What’s wrong with current recsys simulation research?

In a companion paper to T-RECS, we offer a methodological critique of current recommender systems simulation research. First, we observe that each paper tends to operationalize constructs such as polarization in subtly different ways. Despite seemingly minor differences, the effects may be vastly different, making comparisons between papers infeasible. We acknowledge that this is natural in the early stages of a discipline and is not necessarily a crisis by itself. Unfortunately, we also observe low transparency: papers do not specify their constructs in enough detail to allow others to reproduce and build on them, and practices such as sharing code and data are not yet the norm in this community.

We advocate for the adoption of software tools such as T-RECS that would help address both issues. Researchers would be able to draw upon a standard library of models and constructs. Further, they would be easily able to share reproduction materials as notebooks, containing code, data, results, and documentation packaged together.
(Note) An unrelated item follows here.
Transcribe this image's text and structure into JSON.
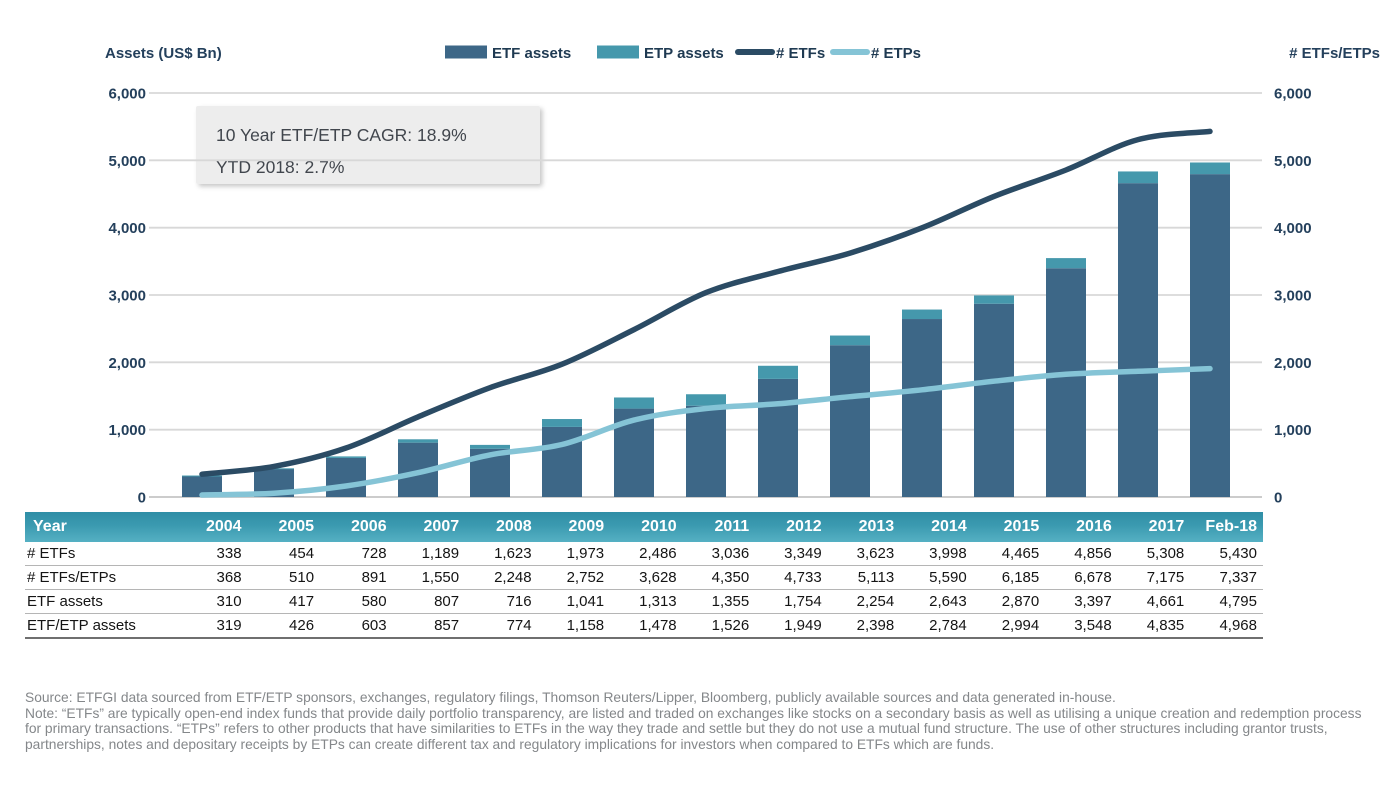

Why do we need simulation, again?

Given that it is tricky to do simulation correctly and even harder to do it in a way that allows us to draw meaningful conclusions that apply to the real world, one may wonder why we need simulation for understanding the societal impacts of recommender systems at all. Why not stick with auditing or observational studies of real platforms? A notable example of such a study is “Exposure to ideologically diverse news and opinion on Facebook” by Bakshy et al. The study found that while Facebook’s users primarily consume ideologically-aligned content, the role of Facebook’s news feed algorithm is minimal compared to users’ own choices.

In a recent talk, one of us (Narayanan) discussed the limitations of quantitative studies of real platforms, focusing on the question of filter bubbles. The argument is this: the question of interest is causal in nature, but we can’t answer causal questions because the entire system evolves as one unit over a long period of time. Faced with this inherent limitation, studies such as the Facebook study above inevitably study very narrow versions of the question, focusing on a snapshot in time and ignoring feedback loops and other complications. Thus, while there is nothing wrong with these studies, they tell us little about the questions we really care about, and yet are widely misinterpreted to mean more than they do.

In conclusion, every available method for studying the societal impact of recommender systems has severe limitations. Yet this is an urgent question with enormous consequences; the study of these questions has been called a crisis discipline. We need every tool in the toolbox, even if none is perfect for the job. We need auditing and observational studies; we need qualitative studies; and we need simulation. Through T-RECS and its accompanying papers, we hope to both systematize research in this area and provide foundational infrastructure.